Les croisés et le pape rêvent alors de prendre les musulmans à revers en faisant alliance avec les Mongols. Faux espoir; le nouveau roi mongol, le grand conquérant Tamerlan (1370-1405) est hostile aux chrétiens et anéantit presque complètement l’Église nestorienne dont les derniers fidèles se replient vers l’ouest dans le nord de l’Irak puis, sur les côtes du Malabar en Inde.

Aujourd’hui encore en Iran et en Irak quelques milliers de chrétiens nestoriens témoignent d’une Église qui fut l’une des plus ambitieuses de l’aventure chrétienne.

L’Europe chrétienne

Tous les Européens sont chrétiens de la naissance à la mort. Les saints sont des modèles, des intercesseurs (au jour du jugement) et des patrons. Les uns protègent les paroisses, les autres les métiers.

L’église est riche. Quand Guillaume de Normandie devient roi d’Angleterre en 1066, les 35 monastères de l’île disposent ensemble d’un revenu équivalent au sixième du PNB.

Elle reçoit des dons en argent, en terres en particulier les legs des mourants. Ces revenus ne servent pas seulement à l’entretien du clergé.
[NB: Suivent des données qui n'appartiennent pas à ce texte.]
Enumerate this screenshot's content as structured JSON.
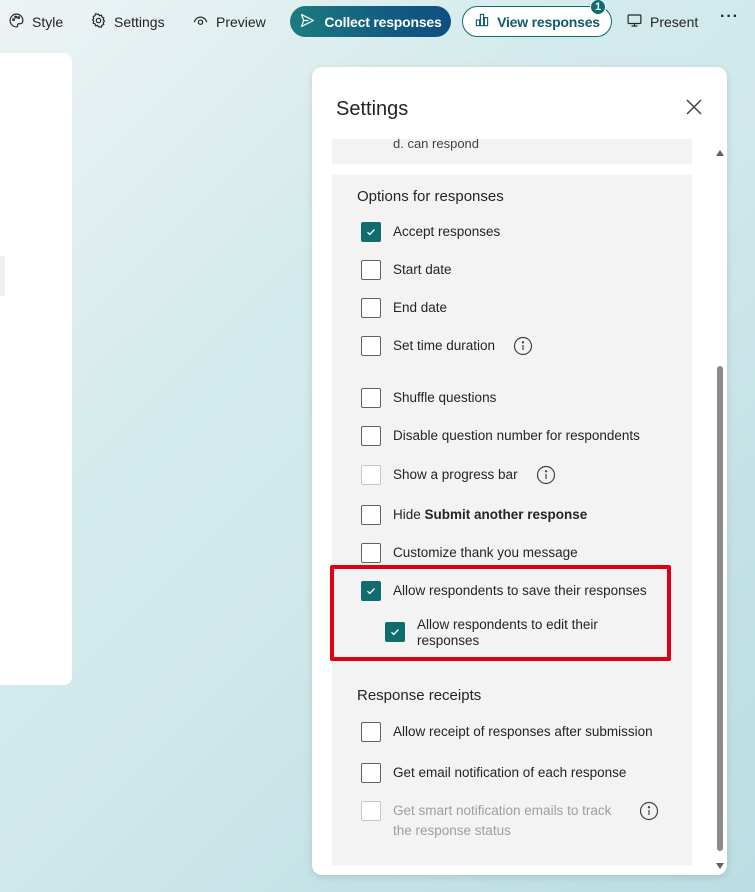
{
  "toolbar": {
    "style_label": "Style",
    "settings_label": "Settings",
    "preview_label": "Preview",
    "collect_label": "Collect responses",
    "view_label": "View responses",
    "view_badge": "1",
    "present_label": "Present",
    "more_label": "···"
  },
  "panel": {
    "title": "Settings",
    "prev_fragment": "d. can respond",
    "responses_section": {
      "title": "Options for responses",
      "accept": "Accept responses",
      "start_date": "Start date",
      "end_date": "End date",
      "time_duration": "Set time duration",
      "shuffle": "Shuffle questions",
      "disable_number": "Disable question number for respondents",
      "progress_bar": "Show a progress bar",
      "hide_prefix": "Hide ",
      "hide_bold": "Submit another response",
      "thank_you": "Customize thank you message",
      "save": "Allow respondents to save their responses",
      "edit": "Allow respondents to edit their responses"
    },
    "receipts_section": {
      "title": "Response receipts",
      "receipt": "Allow receipt of responses after submission",
      "email_notify": "Get email notification of each response",
      "smart_notify": "Get smart notification emails to track the response status"
    }
  },
  "colors": {
    "accent": "#0f6d6e",
    "highlight": "#e0000f"
  }
}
L’aumône et l’hospitalité ont toujours été exigées par la règle de saint Benoît. Maintenant, l’Église, et elle seule, finance les hospices, les léproseries, et les refuges maisons-Dieu, futurs hôpitaux. Elle prend soin des pauvres, des malades, des blessés, des orphelins et des pèlerins.

Elle préside à tous les actes importants de la vie des fidèles, elle est maîtresse d’une grande partie du territoire, ses domaines sont les mieux administrés; armée de l’excommunication et de l’interdit, elle contribue à faire la police. Elle fournit aux princes le personnel de leurs bureaux enfin elle a seule la garde des connaissances scientifiques et littéraires.
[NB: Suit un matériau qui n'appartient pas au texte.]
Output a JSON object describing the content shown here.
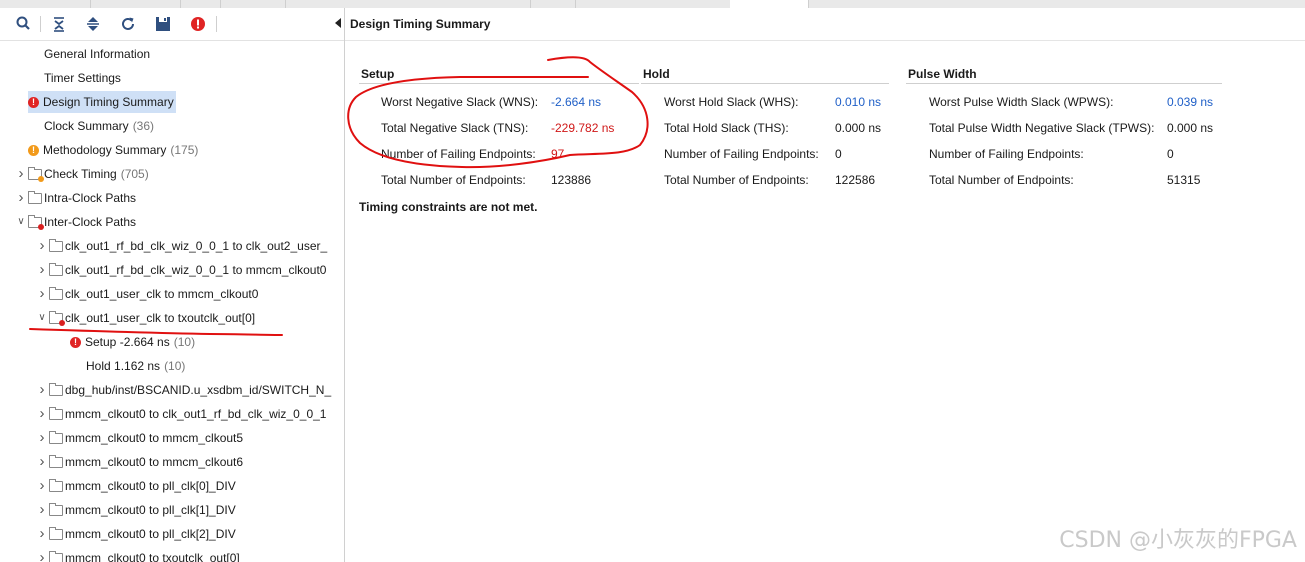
{
  "toolbar": {
    "icons": [
      "search-icon",
      "collapse-all-icon",
      "expand-all-icon",
      "refresh-icon",
      "save-icon",
      "error-icon"
    ]
  },
  "tree": [
    {
      "label": "General Information",
      "count": "",
      "status": "none"
    },
    {
      "label": "Timer Settings",
      "count": "",
      "status": "none"
    },
    {
      "label": "Design Timing Summary",
      "count": "",
      "status": "error",
      "selected": true
    },
    {
      "label": "Clock Summary",
      "count": "(36)",
      "status": "none"
    },
    {
      "label": "Methodology Summary",
      "count": "(175)",
      "status": "warning"
    },
    {
      "label": "Check Timing",
      "count": "(705)",
      "status": "folder-orange",
      "expand": "collapsed"
    },
    {
      "label": "Intra-Clock Paths",
      "count": "",
      "status": "folder",
      "expand": "collapsed"
    },
    {
      "label": "Inter-Clock Paths",
      "count": "",
      "status": "folder-red",
      "expand": "expanded"
    },
    {
      "label": "clk_out1_rf_bd_clk_wiz_0_0_1 to clk_out2_user_",
      "count": "",
      "status": "folder",
      "expand": "collapsed"
    },
    {
      "label": "clk_out1_rf_bd_clk_wiz_0_0_1 to mmcm_clkout0",
      "count": "",
      "status": "folder",
      "expand": "collapsed"
    },
    {
      "label": "clk_out1_user_clk to mmcm_clkout0",
      "count": "",
      "status": "folder",
      "expand": "collapsed"
    },
    {
      "label": "clk_out1_user_clk to txoutclk_out[0]",
      "count": "",
      "status": "folder-red",
      "expand": "expanded"
    },
    {
      "label": "Setup -2.664 ns",
      "count": "(10)",
      "status": "error"
    },
    {
      "label": "Hold 1.162 ns",
      "count": "(10)",
      "status": "none"
    },
    {
      "label": "dbg_hub/inst/BSCANID.u_xsdbm_id/SWITCH_N_",
      "count": "",
      "status": "folder",
      "expand": "collapsed"
    },
    {
      "label": "mmcm_clkout0 to clk_out1_rf_bd_clk_wiz_0_0_1",
      "count": "",
      "status": "folder",
      "expand": "collapsed"
    },
    {
      "label": "mmcm_clkout0 to mmcm_clkout5",
      "count": "",
      "status": "folder",
      "expand": "collapsed"
    },
    {
      "label": "mmcm_clkout0 to mmcm_clkout6",
      "count": "",
      "status": "folder",
      "expand": "collapsed"
    },
    {
      "label": "mmcm_clkout0 to pll_clk[0]_DIV",
      "count": "",
      "status": "folder",
      "expand": "collapsed"
    },
    {
      "label": "mmcm_clkout0 to pll_clk[1]_DIV",
      "count": "",
      "status": "folder",
      "expand": "collapsed"
    },
    {
      "label": "mmcm_clkout0 to pll_clk[2]_DIV",
      "count": "",
      "status": "folder",
      "expand": "collapsed"
    },
    {
      "label": "mmcm_clkout0 to txoutclk_out[0]",
      "count": "",
      "status": "folder",
      "expand": "collapsed"
    }
  ],
  "summary": {
    "title": "Design Timing Summary",
    "setup": {
      "heading": "Setup",
      "rows": [
        {
          "label": "Worst Negative Slack (WNS):",
          "value": "-2.664 ns",
          "color": "blue"
        },
        {
          "label": "Total Negative Slack (TNS):",
          "value": "-229.782 ns",
          "color": "red"
        },
        {
          "label": "Number of Failing Endpoints:",
          "value": "97",
          "color": "red"
        },
        {
          "label": "Total Number of Endpoints:",
          "value": "123886",
          "color": "black"
        }
      ]
    },
    "hold": {
      "heading": "Hold",
      "rows": [
        {
          "label": "Worst Hold Slack (WHS):",
          "value": "0.010 ns",
          "color": "blue"
        },
        {
          "label": "Total Hold Slack (THS):",
          "value": "0.000 ns",
          "color": "black"
        },
        {
          "label": "Number of Failing Endpoints:",
          "value": "0",
          "color": "black"
        },
        {
          "label": "Total Number of Endpoints:",
          "value": "122586",
          "color": "black"
        }
      ]
    },
    "pulse": {
      "heading": "Pulse Width",
      "rows": [
        {
          "label": "Worst Pulse Width Slack (WPWS):",
          "value": "0.039 ns",
          "color": "blue"
        },
        {
          "label": "Total Pulse Width Negative Slack (TPWS):",
          "value": "0.000 ns",
          "color": "black"
        },
        {
          "label": "Number of Failing Endpoints:",
          "value": "0",
          "color": "black"
        },
        {
          "label": "Total Number of Endpoints:",
          "value": "51315",
          "color": "black"
        }
      ]
    },
    "message": "Timing constraints are not met."
  },
  "watermark": "CSDN @小灰灰的FPGA",
  "colors": {
    "error": "#e02424",
    "warning": "#f29a1a",
    "link": "#1f5fc7",
    "annotation": "#e01010"
  }
}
Depuis l’an 1000, l’Occident tout entier est devenu catholique ou en passe de le devenir comme en Espagne. Les missionnaires catholiques achèvent lentement de convertir le nord de l’Allemagne, la Prusse et les pays baltes. Cette dernière évangélisation, forcée, est en grande partie l’œuvre d’un ordre militaire et religieux fondée en Terre sainte, les chevaliers teutoniques, qui devront se battre pendant quelques siècles, les Lithuaniens résistant jusqu’en 1386. On peut dire, grosso modo, que le vaste no man’s land païen au nord et à l’est de l’Europe, sauf la Scandinavie, a disparu.

L’Église s’identifie au peuple occidental tout entier, à l’exception des quelques communautés juives que l’on tolère, ou que l’on persécute. Il s’agit de maintenir l’intégrité de la foi « catholique », en éliminant sans pitié tout ce qui est « déviation » ou « hérésie ».

Le gouvernement de Dieu

« Le prêtre prie, le seigneur combat, le rustre travaille » : le monde médiéval est un monde hiérarchisé dans lequel les religieux tiennent la première place. Cet ordre a été établi une fois pour toutes.

Dans cette organisation, il n’y a guère de place pour l’évolution. C’est un monde fixe où chaque groupe rend indéfiniment les mêmes services. Or, vers l’an 1200 cet ordre est bousculé. Les invasions sont terminés, le commerce a repris, plusieurs villes ont obtenu leur liberté communale, collective en payant les seigneurs qui les dirigeaient. Ces villes, quelques-unes avec plus de 100 000 habitants, des douzaines avec plus de 30 000 et des centaines avec plus de 10 000, sont dirigées par des bourgeois, banquiers et commerçants, qui aspirent à plus de place dans la société du Moyen Âge.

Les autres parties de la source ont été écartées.